There is a generation divide on advisers’ views on technology and social media, a report from Wealthtime has highlighted, although it found alignment on the importance of service and human connection.
The report, published in partnership with Octo Members, sought views on succession planning for the next generation of advisers.
It found a “clear generational divide” between older and younger advisers, particularly around technology and social media.
However, the importance of retaining human connection with clients was agreed upon across all ages.
The focus groups surveyed also highlighted the need for greater support to develop the next generation of advice business owners, and noted that firms can learn from younger advisers to better serve the next generation of clients.
“A large part of the value of advice is in the relationship between client and adviser,” commented Wealthtime business development director, Keith Furniss.
“But using technology alongside the human relationship can improve the client and adviser experience and the effectiveness of advice as well as keeping costs down.
“Tapping into the knowledge and skills of younger advisers can pay dividends for firms, especially when it comes to understanding the needs of future generations of clients.
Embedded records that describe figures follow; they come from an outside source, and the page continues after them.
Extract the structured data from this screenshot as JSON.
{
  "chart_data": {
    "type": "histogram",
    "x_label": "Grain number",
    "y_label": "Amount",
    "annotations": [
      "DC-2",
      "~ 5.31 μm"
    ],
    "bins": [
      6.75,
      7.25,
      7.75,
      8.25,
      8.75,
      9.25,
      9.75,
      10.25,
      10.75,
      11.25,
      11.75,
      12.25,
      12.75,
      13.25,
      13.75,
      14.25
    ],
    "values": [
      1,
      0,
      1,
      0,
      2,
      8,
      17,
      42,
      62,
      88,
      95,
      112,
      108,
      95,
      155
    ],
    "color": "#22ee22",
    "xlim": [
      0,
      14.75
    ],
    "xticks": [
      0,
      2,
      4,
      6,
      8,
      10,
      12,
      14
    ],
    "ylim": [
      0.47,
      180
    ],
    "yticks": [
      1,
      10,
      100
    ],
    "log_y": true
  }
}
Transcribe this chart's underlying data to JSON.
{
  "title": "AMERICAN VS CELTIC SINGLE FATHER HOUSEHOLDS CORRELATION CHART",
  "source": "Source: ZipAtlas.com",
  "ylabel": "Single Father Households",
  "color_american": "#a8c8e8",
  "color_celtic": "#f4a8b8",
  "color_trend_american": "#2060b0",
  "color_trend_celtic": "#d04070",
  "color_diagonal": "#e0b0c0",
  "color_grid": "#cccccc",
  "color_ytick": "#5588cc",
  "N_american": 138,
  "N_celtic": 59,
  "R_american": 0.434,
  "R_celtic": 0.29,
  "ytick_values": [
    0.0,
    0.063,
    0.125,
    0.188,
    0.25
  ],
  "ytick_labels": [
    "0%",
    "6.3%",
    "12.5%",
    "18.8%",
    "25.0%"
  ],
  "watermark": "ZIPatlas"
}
“Consolidators are now reviewing the age profile of advisers when calculating firm valuations, so there’s a clear view that young advisers are crucial to the ongoing success of firms.”
The report also found split opinions on the use of vertical integration (VI) as an exit option for advice business owners.
Some saw major inadequacies in the existing models, with participants citing problems such as culture clashes and a lack of value for clients.
However, others felt that VI can be successful, especially amid increasing regulatory demands, as both parties enter discussions with full transparency and due consideration for the needs of clients.
“We’ve been open about exploring VI acquisitions that will benefit our customers as well as support our business growth ambitions,” Furniss stated.
“There are clearly concerns about the inadequacies of some existing VI models, but we believe there is a middle ground, which supports independent advice and provides benefits to clients as well as to the advice firm and the acquirer.”